One of the greatest advances in modern medicine was the realization that doctors’ personal experience is not sufficient evidence for the preference of one treatment to another. The double-blind trial was developed to overcome various kinds of bias and prejudice in both patient and doctor, and on the whole has been a great methodological success. It is not perfect, however.
A trial recently published in the New England Journal of Medicine illustrates this. It was designed to establish whether endarterectomy (the surgical removal of arterial blockage) or stenting (the insertion of a tube and filter) is a better treatment for narrowing of the carotid artery, a condition that leads to strokes.
The trial was carried out in 117 centers in the United States and Canada, by surgeons and interventionists who were certified as having good results beforehand. Eligible patients, of whom there were originally 2502, were divided randomly into those who received endarterectomy and those who were stented. The end points of the trial were stroke, heart attack and death.

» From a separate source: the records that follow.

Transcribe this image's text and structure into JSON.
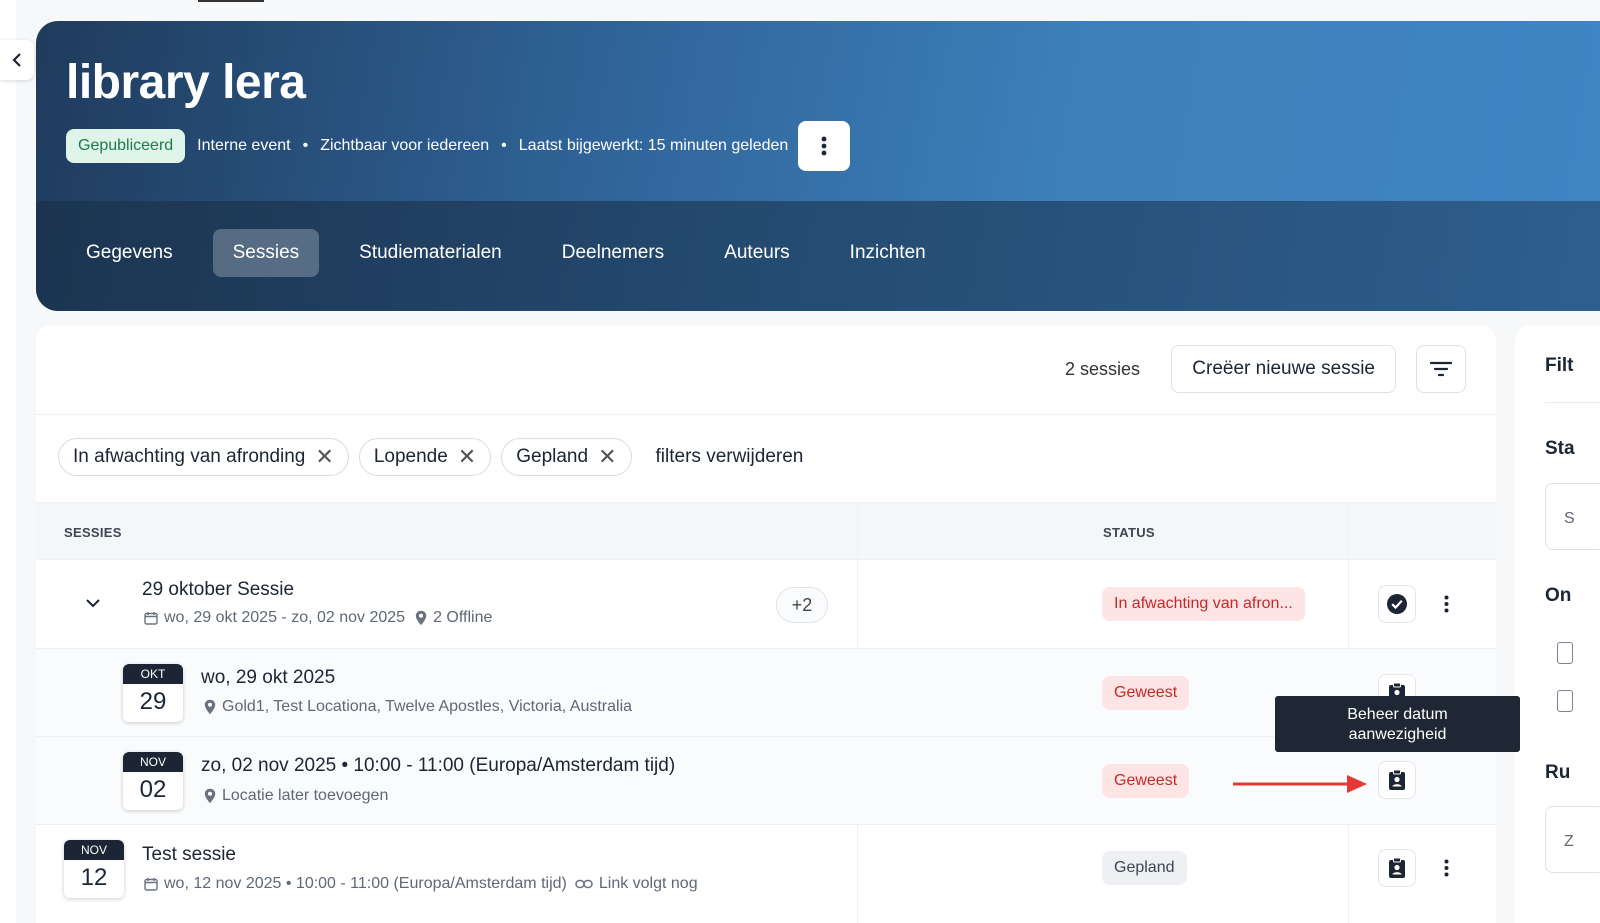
{
  "header": {
    "title": "library lera",
    "status_badge": "Gepubliceerd",
    "event_type": "Interne event",
    "visibility": "Zichtbaar voor iedereen",
    "last_updated": "Laatst bijgewerkt: 15 minuten geleden",
    "separator": "•"
  },
  "tabs": [
    {
      "label": "Gegevens"
    },
    {
      "label": "Sessies",
      "active": true
    },
    {
      "label": "Studiematerialen"
    },
    {
      "label": "Deelnemers"
    },
    {
      "label": "Auteurs"
    },
    {
      "label": "Inzichten"
    }
  ],
  "toolbar": {
    "count": "2 sessies",
    "create_label": "Creëer nieuwe sessie"
  },
  "filters": {
    "chips": [
      "In afwachting van afronding",
      "Lopende",
      "Gepland"
    ],
    "clear_label": "filters verwijderen"
  },
  "table": {
    "col_sessions": "SESSIES",
    "col_status": "STATUS",
    "rows": [
      {
        "title": "29 oktober Sessie",
        "dates": "wo, 29 okt 2025 - zo, 02 nov 2025",
        "location": "2 Offline",
        "extra": "+2",
        "status": "In afwachting van afron..."
      },
      {
        "month": "OKT",
        "day": "29",
        "title": "wo, 29 okt 2025",
        "location": "Gold1, Test Locationa, Twelve Apostles, Victoria, Australia",
        "status": "Geweest"
      },
      {
        "month": "NOV",
        "day": "02",
        "title": "zo, 02 nov 2025 • 10:00 - 11:00 (Europa/Amsterdam tijd)",
        "location": "Locatie later toevoegen",
        "status": "Geweest"
      },
      {
        "month": "NOV",
        "day": "12",
        "title": "Test sessie",
        "dates": "wo, 12 nov 2025 • 10:00 - 11:00 (Europa/Amsterdam tijd)",
        "link": "Link volgt nog",
        "status": "Gepland"
      }
    ]
  },
  "tooltip": {
    "line1": "Beheer datum",
    "line2": "aanwezigheid"
  },
  "side_panel": {
    "heading1": "Filt",
    "heading2": "Sta",
    "heading3": "On",
    "heading4": "Ru",
    "box_text1": "S",
    "box_text2": "Z"
  },
  "colors": {
    "accent": "#3d80bb",
    "header_dark": "#1f3b5c",
    "status_red_bg": "#fde5e5",
    "status_red_text": "#c62828",
    "published_bg": "#dff5ea",
    "published_text": "#1f7a49",
    "annotation_arrow": "#e53935"
  }
}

There was no difference between the two treatments at four years, but the researchers then extended the follow-up period to ten years. By then, the number of patients who were followed up had dwindled to 1607. 895 of the original patients were not included for various reasons, among them that they had died (186).

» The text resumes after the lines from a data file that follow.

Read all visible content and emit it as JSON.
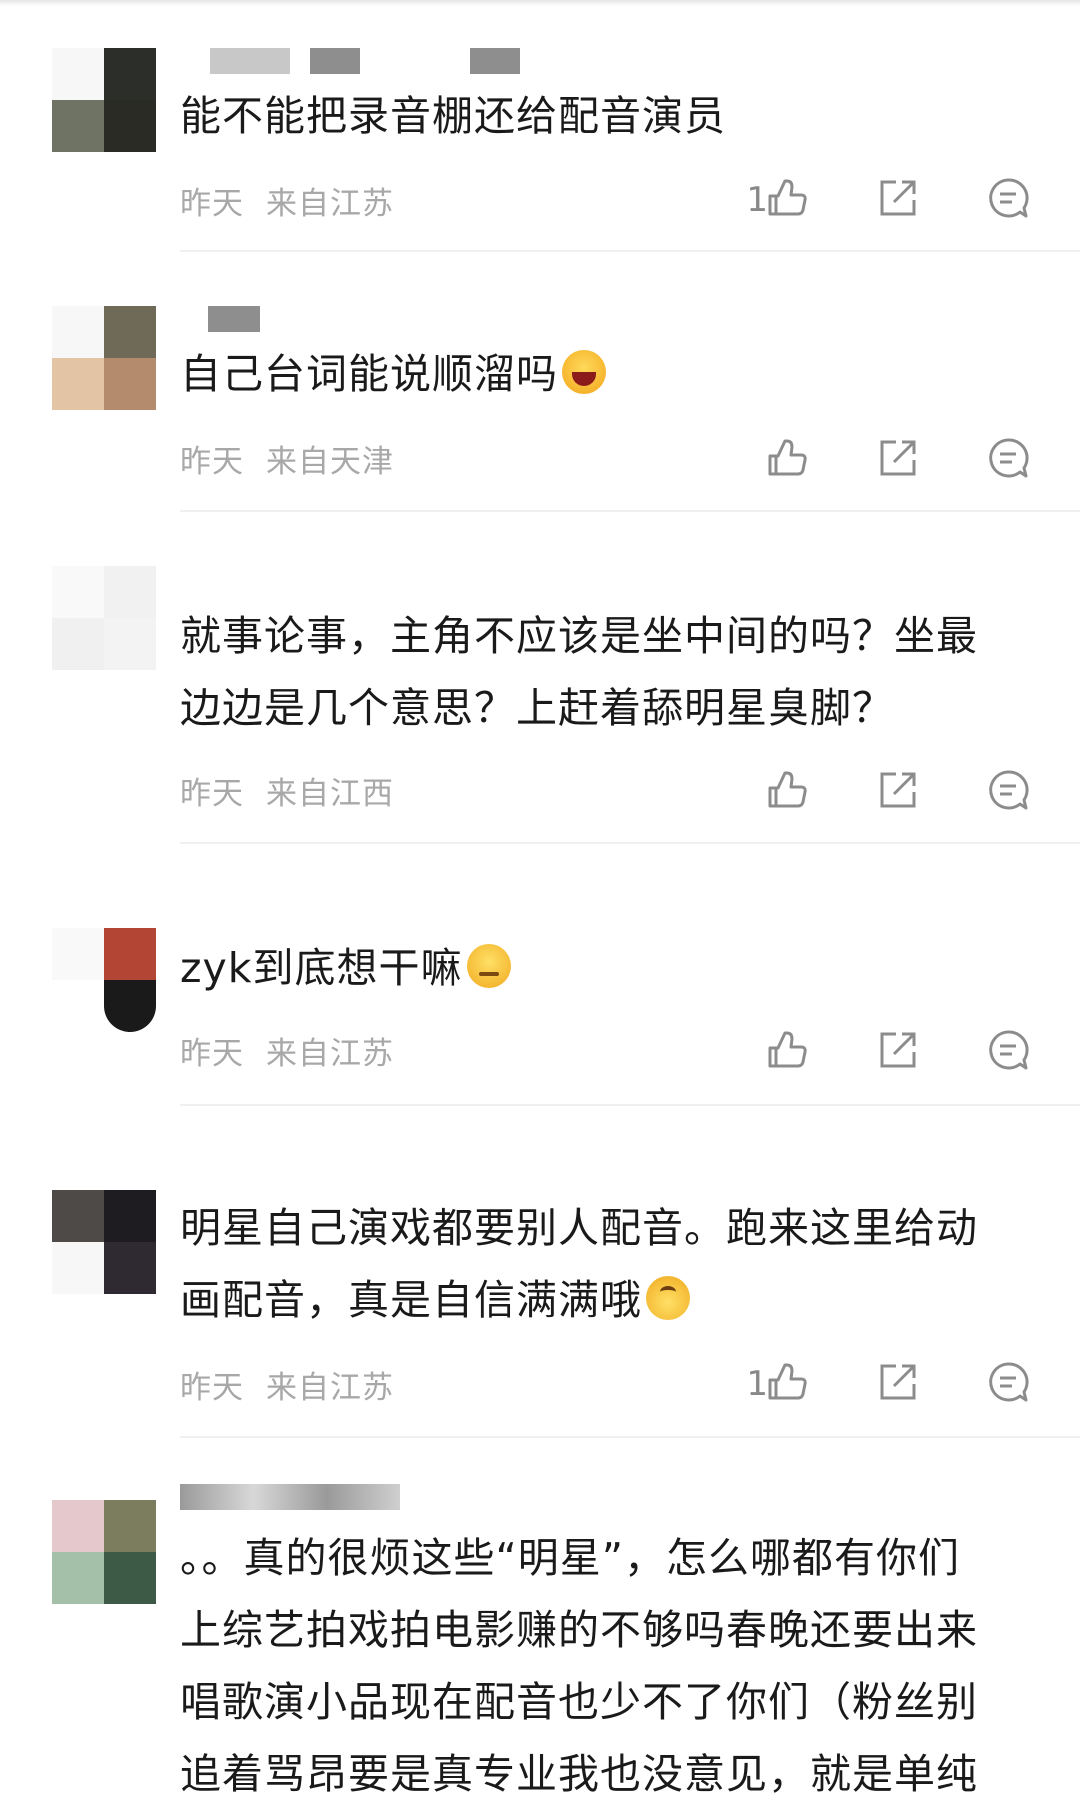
{
  "comments": [
    {
      "text": "能不能把录音棚还给配音演员",
      "time": "昨天",
      "location": "来自江苏",
      "likes": "1"
    },
    {
      "text": "自己台词能说顺溜吗",
      "emoji": "laughing-emoji",
      "time": "昨天",
      "location": "来自天津",
      "likes": ""
    },
    {
      "text": "就事论事，主角不应该是坐中间的吗？坐最\n边边是几个意思？上赶着舔明星臭脚？",
      "time": "昨天",
      "location": "来自江西",
      "likes": ""
    },
    {
      "text": "zyk到底想干嘛",
      "emoji": "sweat-smile-emoji",
      "time": "昨天",
      "location": "来自江苏",
      "likes": ""
    },
    {
      "text": "明星自己演戏都要别人配音。跑来这里给动\n画配音，真是自信满满哦",
      "emoji": "upside-down-face-emoji",
      "time": "昨天",
      "location": "来自江苏",
      "likes": "1"
    },
    {
      "text": "。。真的很烦这些“明星”，怎么哪都有你们\n上综艺拍戏拍电影赚的不够吗春晚还要出来\n唱歌演小品现在配音也少不了你们（粉丝别\n追着骂昂要是真专业我也没意见，就是单纯"
    }
  ],
  "icons": {
    "like": "thumbs-up-icon",
    "share": "share-icon",
    "reply": "comment-icon"
  },
  "colors": {
    "text": "#1a1a1a",
    "meta": "#a8a8a8",
    "icon": "#8c8c8c",
    "divider": "#f0f0f0"
  }
}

The results showed that there was no statistically significant difference in the outcomes. 11.8 per cent of the stented group had any one (or more) of the end points against 9.9 per cent of those who had had endarterectomy. 6.9 per cent of the stented group had had strokes while 5.6 per cent of the endarterectomy had had strokes. Although none of the differences among various sub-groups was statistically significant, they were all slightly in favor of endarterectomy and one has to remember that statistically significant difference is not a measure or real or actual difference; and the authors seemed believe that there was a difference between the two modes of treatment because they attribute the difference to the fact that the patients assigned to stenting were slightly more at risk in the first place.

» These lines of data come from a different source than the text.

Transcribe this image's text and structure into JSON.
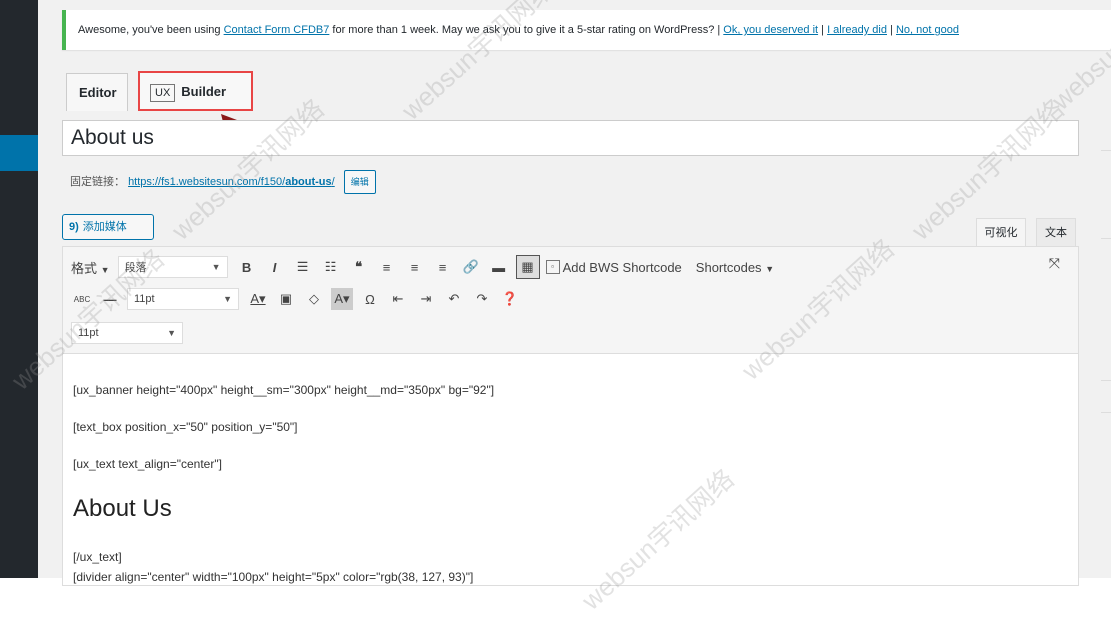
{
  "notice": {
    "text_before": "Awesome, you've been using ",
    "link_plugin": "Contact Form CFDB7",
    "text_after": " for more than 1 week. May we ask you to give it a 5-star rating on WordPress? | ",
    "link_ok": "Ok, you deserved it",
    "sep1": " | ",
    "link_already": "I already did",
    "sep2": " | ",
    "link_no": "No, not good"
  },
  "tabs": {
    "editor": "Editor",
    "ux_badge": "UX",
    "builder": "Builder"
  },
  "post": {
    "title": "About us"
  },
  "permalink": {
    "label": "固定链接：",
    "url": "https://fs1.websitesun.com/f150/",
    "slug": "about-us",
    "trail": "/",
    "edit_button": "编辑"
  },
  "media": {
    "button_label": "添加媒体"
  },
  "mode_tabs": {
    "visual": "可视化",
    "text": "文本"
  },
  "toolbar": {
    "format_label": "格式",
    "paragraph_select": "段落",
    "bold": "B",
    "italic": "I",
    "bws_label": "Add BWS Shortcode",
    "shortcodes_label": "Shortcodes",
    "font_size_1": "11pt",
    "font_size_2": "11pt"
  },
  "content": {
    "line1": "[ux_banner height=\"400px\" height__sm=\"300px\" height__md=\"350px\" bg=\"92\"]",
    "line2": "[text_box position_x=\"50\" position_y=\"50\"]",
    "line3": "[ux_text text_align=\"center\"]",
    "heading": "About Us",
    "line4": "[/ux_text]",
    "line5": "[divider align=\"center\" width=\"100px\" height=\"5px\" color=\"rgb(38, 127, 93)\"]"
  },
  "watermark": {
    "text": "websun宇讯网络"
  },
  "colors": {
    "link": "#0073aa",
    "highlight_border": "#e84545",
    "notice_accent": "#46b450",
    "admin_bar": "#23282d"
  }
}
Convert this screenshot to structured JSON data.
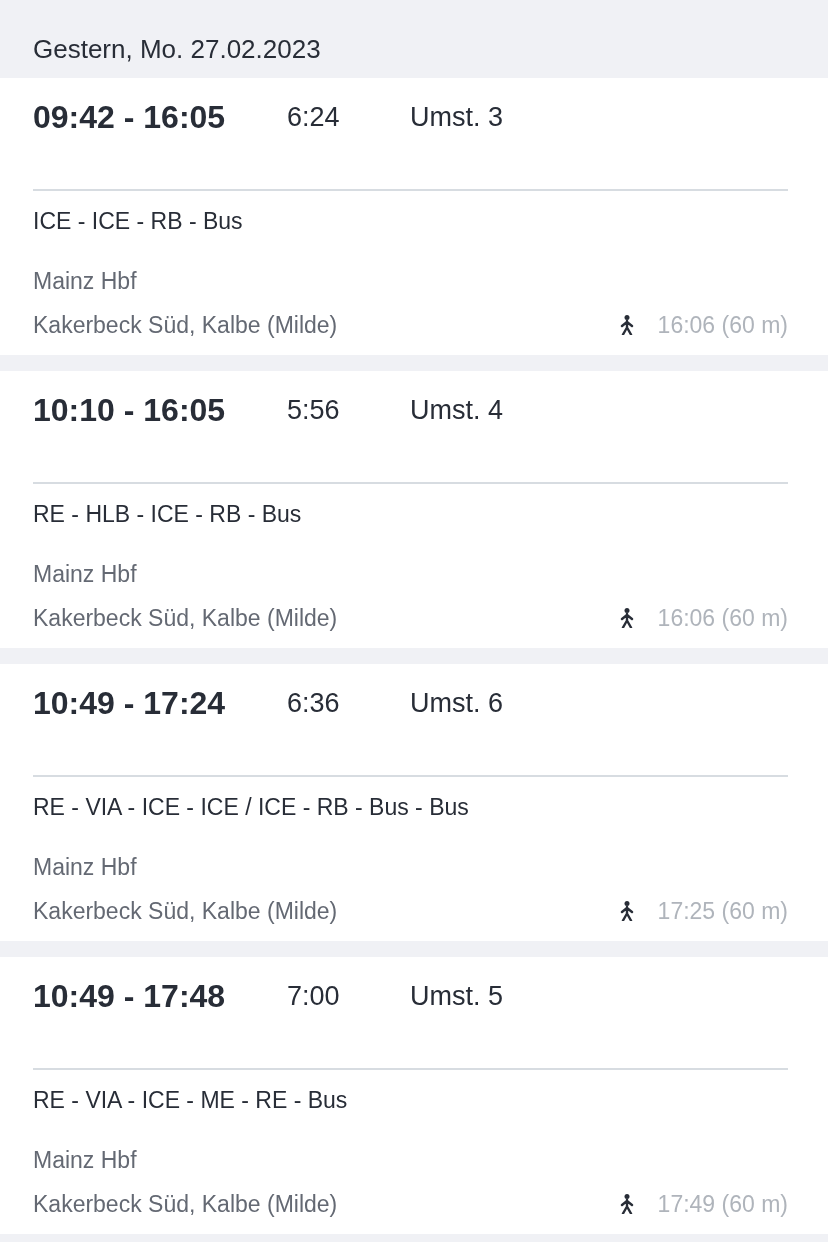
{
  "date_header": "Gestern, Mo. 27.02.2023",
  "connections": [
    {
      "times": "09:42 - 16:05",
      "duration": "6:24",
      "transfers": "Umst. 3",
      "products": "ICE - ICE - RB - Bus",
      "origin": "Mainz Hbf",
      "destination": "Kakerbeck Süd, Kalbe (Milde)",
      "walk": "16:06 (60 m)"
    },
    {
      "times": "10:10 - 16:05",
      "duration": "5:56",
      "transfers": "Umst. 4",
      "products": "RE - HLB - ICE - RB - Bus",
      "origin": "Mainz Hbf",
      "destination": "Kakerbeck Süd, Kalbe (Milde)",
      "walk": "16:06 (60 m)"
    },
    {
      "times": "10:49 - 17:24",
      "duration": "6:36",
      "transfers": "Umst. 6",
      "products": "RE - VIA - ICE - ICE / ICE - RB - Bus - Bus",
      "origin": "Mainz Hbf",
      "destination": "Kakerbeck Süd, Kalbe (Milde)",
      "walk": "17:25 (60 m)"
    },
    {
      "times": "10:49 - 17:48",
      "duration": "7:00",
      "transfers": "Umst. 5",
      "products": "RE - VIA - ICE - ME - RE - Bus",
      "origin": "Mainz Hbf",
      "destination": "Kakerbeck Süd, Kalbe (Milde)",
      "walk": "17:49 (60 m)"
    }
  ]
}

The authors conclude that there is nothing to choose between the two types of treatment. I found their statistical presentation very difficult to understand, and checked it with an eminent colleague who specializes in comparative trials, who likewise found it muddled and difficult to understand; but it is likely that most surgeons and interventionists will just accept the conclusion without testing it further.
An accompanying editorial raises further difficulties. How far is a trial which selects for the best practitioners in the field applicable to the general population of practitioners? It might not be at all applicable. Furthermore, the trial has no control group for the medical treatment of carotid stenosis, which has improved greatly since it was first shown years ago that endarterectomy is beneficial in severe carotid stenosis without symptoms.
In other words, the two treatments here compared might not be necessary at all in a large number of cases. Certainly the quantity of such procedures performed in various advanced countries varies greatly. The editorial’s authors say that with modern medical treatment, neither endarterectomy nor stenting are necessary except in the most severe asymptomatic stenosis, and that this means that approximately 80 per cent of the procedures carried out in the United States for carotid stenosis are unnecessary – not a trivial matter, given the rate of complication.
Even if this trial established more unequivocally than it does that stenting is as good as endarterectomy, it does not establish in what cases either is necessary. Is you journey really necessary, asked the poster in England during the war? Is your procedure really necessary might be a good poster to put up in hospitals.